Research by the University of Maryland Medical Center has indicated that the oil is beneficial to hair and skin. Why? The omega 6 fatty acids are vital to help stimulate hair and skin growth. The vitamin E and omega 3 fatty acids are essential for hair growth. The oil can decrease the production of the enzyme, 5 alpha reductase, that is responsible for slowing hair growth.

Vitamin K in pumpkin seed oil is known to reduce swelling, healing and bruising after surgery. It is also applied to the skin to help with rosacea, acne and spider veins according to WebMD.  We love pumpkin seed oil so much that you can find it our nourishing body oil and body oil.

So the next time you carve that pumpkin or make pumpkin pie, keeps the seeds. 

Bergamot

Bergamot Origin

Bergamot has been used for hundreds of years by perfumers in Western Europe for its ability to mingle with other fragrances. Its medicinal history dates back to the 16th century when the Italians used the oil for fevers, as an antiseptic, for respiratory problems and skin ailments.

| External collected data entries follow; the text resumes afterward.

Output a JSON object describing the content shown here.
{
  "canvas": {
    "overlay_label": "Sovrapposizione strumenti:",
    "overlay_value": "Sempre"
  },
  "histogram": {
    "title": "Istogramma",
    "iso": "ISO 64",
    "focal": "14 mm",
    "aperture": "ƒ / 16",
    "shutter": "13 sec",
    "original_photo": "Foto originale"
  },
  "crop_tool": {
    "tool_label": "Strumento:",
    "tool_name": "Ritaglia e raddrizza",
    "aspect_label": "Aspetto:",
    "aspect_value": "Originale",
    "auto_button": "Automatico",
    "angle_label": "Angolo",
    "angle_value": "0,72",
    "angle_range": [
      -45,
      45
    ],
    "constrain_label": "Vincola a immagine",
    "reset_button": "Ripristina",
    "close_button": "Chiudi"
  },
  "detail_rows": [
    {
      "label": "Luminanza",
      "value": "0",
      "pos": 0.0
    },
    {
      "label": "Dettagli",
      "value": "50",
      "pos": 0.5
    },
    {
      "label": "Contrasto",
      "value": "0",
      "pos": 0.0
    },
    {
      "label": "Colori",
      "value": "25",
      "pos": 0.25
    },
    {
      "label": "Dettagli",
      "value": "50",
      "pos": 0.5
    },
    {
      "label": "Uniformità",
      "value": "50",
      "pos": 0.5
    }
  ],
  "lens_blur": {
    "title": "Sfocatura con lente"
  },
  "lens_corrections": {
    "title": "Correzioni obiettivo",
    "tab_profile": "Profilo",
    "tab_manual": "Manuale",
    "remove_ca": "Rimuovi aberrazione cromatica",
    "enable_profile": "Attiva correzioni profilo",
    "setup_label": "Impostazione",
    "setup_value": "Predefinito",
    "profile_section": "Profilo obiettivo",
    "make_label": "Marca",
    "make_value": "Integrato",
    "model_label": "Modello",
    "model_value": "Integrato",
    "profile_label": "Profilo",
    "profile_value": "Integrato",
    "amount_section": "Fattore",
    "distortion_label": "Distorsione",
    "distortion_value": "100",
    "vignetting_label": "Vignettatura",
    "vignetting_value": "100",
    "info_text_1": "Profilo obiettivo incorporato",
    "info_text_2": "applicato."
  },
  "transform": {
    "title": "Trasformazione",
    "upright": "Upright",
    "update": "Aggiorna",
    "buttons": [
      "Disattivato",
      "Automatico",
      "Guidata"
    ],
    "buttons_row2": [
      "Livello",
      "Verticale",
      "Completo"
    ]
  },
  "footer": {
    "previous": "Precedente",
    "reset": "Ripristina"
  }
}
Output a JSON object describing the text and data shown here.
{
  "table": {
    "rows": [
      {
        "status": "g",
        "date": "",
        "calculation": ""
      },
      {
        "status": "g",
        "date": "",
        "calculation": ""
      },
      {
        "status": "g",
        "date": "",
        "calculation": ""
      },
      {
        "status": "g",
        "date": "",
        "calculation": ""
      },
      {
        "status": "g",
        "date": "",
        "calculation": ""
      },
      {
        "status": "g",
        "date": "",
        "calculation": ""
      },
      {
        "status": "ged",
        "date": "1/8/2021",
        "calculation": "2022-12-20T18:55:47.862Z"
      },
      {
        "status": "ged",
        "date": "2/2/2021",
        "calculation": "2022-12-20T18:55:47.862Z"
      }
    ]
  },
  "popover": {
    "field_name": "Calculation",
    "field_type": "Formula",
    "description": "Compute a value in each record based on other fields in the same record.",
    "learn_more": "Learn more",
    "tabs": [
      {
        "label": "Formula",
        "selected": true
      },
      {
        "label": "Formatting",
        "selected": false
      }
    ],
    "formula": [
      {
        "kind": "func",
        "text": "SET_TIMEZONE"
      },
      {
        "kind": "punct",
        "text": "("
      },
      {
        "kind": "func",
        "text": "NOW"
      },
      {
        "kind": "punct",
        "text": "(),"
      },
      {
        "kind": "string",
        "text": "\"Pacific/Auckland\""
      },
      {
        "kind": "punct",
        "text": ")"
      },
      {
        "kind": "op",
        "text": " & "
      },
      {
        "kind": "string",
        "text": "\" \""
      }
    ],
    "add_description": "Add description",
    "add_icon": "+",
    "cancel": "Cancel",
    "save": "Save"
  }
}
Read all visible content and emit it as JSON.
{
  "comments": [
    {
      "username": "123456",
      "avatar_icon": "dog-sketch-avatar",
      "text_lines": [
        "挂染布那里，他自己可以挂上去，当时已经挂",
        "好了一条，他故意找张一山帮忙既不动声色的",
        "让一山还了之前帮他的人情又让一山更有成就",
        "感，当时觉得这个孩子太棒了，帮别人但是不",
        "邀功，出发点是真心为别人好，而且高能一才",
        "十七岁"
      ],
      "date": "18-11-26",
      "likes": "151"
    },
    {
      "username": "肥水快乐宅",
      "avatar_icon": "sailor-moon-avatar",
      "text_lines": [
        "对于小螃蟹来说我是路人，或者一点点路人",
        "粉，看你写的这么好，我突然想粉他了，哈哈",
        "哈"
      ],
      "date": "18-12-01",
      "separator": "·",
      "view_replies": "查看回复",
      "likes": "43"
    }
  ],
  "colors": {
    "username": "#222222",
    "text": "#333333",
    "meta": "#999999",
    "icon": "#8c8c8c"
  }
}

The tree has a curious history. Some say that the evergreen tree is a cross between an orange and lemon and others say it is a cross with a grapefruit. There are those who argue that it is native to Asia and others to Greece. Another legend is that Christopher Columbus took the tree to the Caribbean and elsewhere where it was used in voodoo to protect oneself against harm.

Whatever the history, it appears that the name came from Bergamo in Lombardy, Italy where it was first sold.  It is the Italians who have the largest production of bergamots. The Greeks attest that the name came from Turkish word meaning “the lord’s pear”.

Bergamot Essential Oil

The tree is relatively small, growing only to 13 feet. The small fruit itself is yellow when ripe and is sour and basically non-edible. It is the peel that is cold pressed to make the fruit. It takes approximately 100 bergamots to make 3 ounces of oil.

The components make it useful as an antifungal, anti-inflammatory and antidepressant  essential oil. It is known to be a rival of lavender essential when relaxing the mind.

The aroma is crisp, tart with a peppery spicy undertone. You can find bergamot essential oil in HollyBeth’s flourish roll on perfume, marigold bergamot dry oil, citrus cream and citrus spray.